What Changes When PASTA Speaks TLCTC

The integration isn't cosmetic. It produces measurable operational improvements:

1. Comparability. Two teams running PASTA on similar applications produce outputs that can be compared, because the threat vocabulary is fixed. "#9 → #3 → #4 → #1" means the same thing in every organization.
2. Aggregation. Enterprise-wide threat trending becomes possible. If 60% of incidents across business units start with #9 (Social Engineering), that's a board-level insight derived from standardized data — not from manually reconciling incompatible threat libraries.
3. Velocity-informed investment. Velocity annotations answer the question executives actually need answered: "Can our current controls respond fast enough?" A VC-4 edge where only VC-2 controls exist is a quantifiable gap, not a qualitative risk rating.
4. Machine-readable intelligence. TLCTC V2.0's JSON architecture means every PASTA output can be encoded in a standardized schema for automated ingestion by SIEMs, threat intelligence platforms, and incident response tools. The attack path isn't a slide deck — it's structured data.
5. Causal clarity. "We were hit by ransomware" becomes "Entry via #9 Social Engineering, execution via #7 Malware, encryption via #1 Abuse of Functions, resulting in Loss of Accessibility." Each element maps to a specific control failure. Each control failure maps to a specific generic vulnerability. The causal chain is complete and actionable.

Conclusion: PASTA Provides the Process, TLCTC Provides the Precision

PASTA is a well-designed threat modeling methodology. Its seven-stage process ensures that threat analysis stays connected to business objectives, technical reality, and risk-based decision making. That process value doesn't diminish.

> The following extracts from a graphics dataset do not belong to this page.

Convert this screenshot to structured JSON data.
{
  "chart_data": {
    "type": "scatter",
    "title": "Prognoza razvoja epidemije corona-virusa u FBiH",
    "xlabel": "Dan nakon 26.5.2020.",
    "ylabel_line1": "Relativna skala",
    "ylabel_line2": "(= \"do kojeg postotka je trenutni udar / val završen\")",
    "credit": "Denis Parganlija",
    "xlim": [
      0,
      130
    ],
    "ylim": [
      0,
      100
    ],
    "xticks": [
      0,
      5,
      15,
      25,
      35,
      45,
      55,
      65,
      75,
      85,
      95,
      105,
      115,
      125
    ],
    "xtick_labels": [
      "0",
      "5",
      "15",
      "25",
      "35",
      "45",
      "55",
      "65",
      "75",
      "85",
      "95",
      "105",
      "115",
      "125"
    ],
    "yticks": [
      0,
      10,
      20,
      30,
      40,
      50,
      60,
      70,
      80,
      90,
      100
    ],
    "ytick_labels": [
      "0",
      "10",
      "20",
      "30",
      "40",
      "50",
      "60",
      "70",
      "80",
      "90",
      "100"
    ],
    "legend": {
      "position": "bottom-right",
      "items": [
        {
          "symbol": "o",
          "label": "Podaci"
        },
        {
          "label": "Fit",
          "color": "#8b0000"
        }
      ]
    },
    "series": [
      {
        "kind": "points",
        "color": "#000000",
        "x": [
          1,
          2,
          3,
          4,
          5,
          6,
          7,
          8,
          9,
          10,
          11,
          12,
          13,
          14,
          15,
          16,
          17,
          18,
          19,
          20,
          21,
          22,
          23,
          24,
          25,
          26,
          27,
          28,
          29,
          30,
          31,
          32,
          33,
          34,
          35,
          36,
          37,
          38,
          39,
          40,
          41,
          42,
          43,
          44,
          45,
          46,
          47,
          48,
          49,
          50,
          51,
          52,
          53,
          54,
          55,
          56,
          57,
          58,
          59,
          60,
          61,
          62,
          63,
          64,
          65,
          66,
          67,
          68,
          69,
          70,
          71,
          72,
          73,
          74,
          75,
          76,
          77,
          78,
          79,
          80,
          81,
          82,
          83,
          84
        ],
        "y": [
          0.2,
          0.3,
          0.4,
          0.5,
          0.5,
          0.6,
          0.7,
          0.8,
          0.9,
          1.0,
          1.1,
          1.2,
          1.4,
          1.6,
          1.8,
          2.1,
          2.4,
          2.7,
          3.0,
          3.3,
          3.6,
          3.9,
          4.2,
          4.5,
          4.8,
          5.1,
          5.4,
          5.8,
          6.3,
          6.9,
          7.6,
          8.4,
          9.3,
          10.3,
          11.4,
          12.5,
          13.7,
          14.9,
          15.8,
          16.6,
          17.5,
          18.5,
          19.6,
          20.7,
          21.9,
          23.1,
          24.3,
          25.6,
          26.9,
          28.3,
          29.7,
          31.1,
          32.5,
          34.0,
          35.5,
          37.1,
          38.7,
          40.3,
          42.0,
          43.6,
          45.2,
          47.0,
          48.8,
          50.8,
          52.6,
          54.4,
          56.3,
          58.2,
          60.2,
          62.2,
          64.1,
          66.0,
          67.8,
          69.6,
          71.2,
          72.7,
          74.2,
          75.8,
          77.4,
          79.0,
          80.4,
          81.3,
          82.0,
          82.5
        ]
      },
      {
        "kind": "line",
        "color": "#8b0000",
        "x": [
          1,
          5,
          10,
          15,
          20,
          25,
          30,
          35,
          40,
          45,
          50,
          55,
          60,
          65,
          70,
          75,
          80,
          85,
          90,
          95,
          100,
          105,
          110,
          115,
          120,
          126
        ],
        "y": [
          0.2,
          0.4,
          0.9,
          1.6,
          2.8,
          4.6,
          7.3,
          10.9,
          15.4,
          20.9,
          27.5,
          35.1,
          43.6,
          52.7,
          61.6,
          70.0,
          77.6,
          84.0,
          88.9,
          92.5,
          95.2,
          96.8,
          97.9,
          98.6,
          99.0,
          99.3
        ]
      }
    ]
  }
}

What TLCTC adds is the semantic infrastructure PASTA was designed to carry but never received: a fixed, cause-oriented taxonomy where every threat maps to exactly one generic vulnerability, every attack path encodes temporal dynamics, every data risk event is precisely categorized, and every control links to a specific causal mechanism.

PASTA tells you how to think about threats.
TLCTC tells you what to call them.

Together, they produce threat models that are not just thorough — they are standardized, comparable, velocity-aware, and machine-readable. That's the operational evolution threat modeling has been waiting for.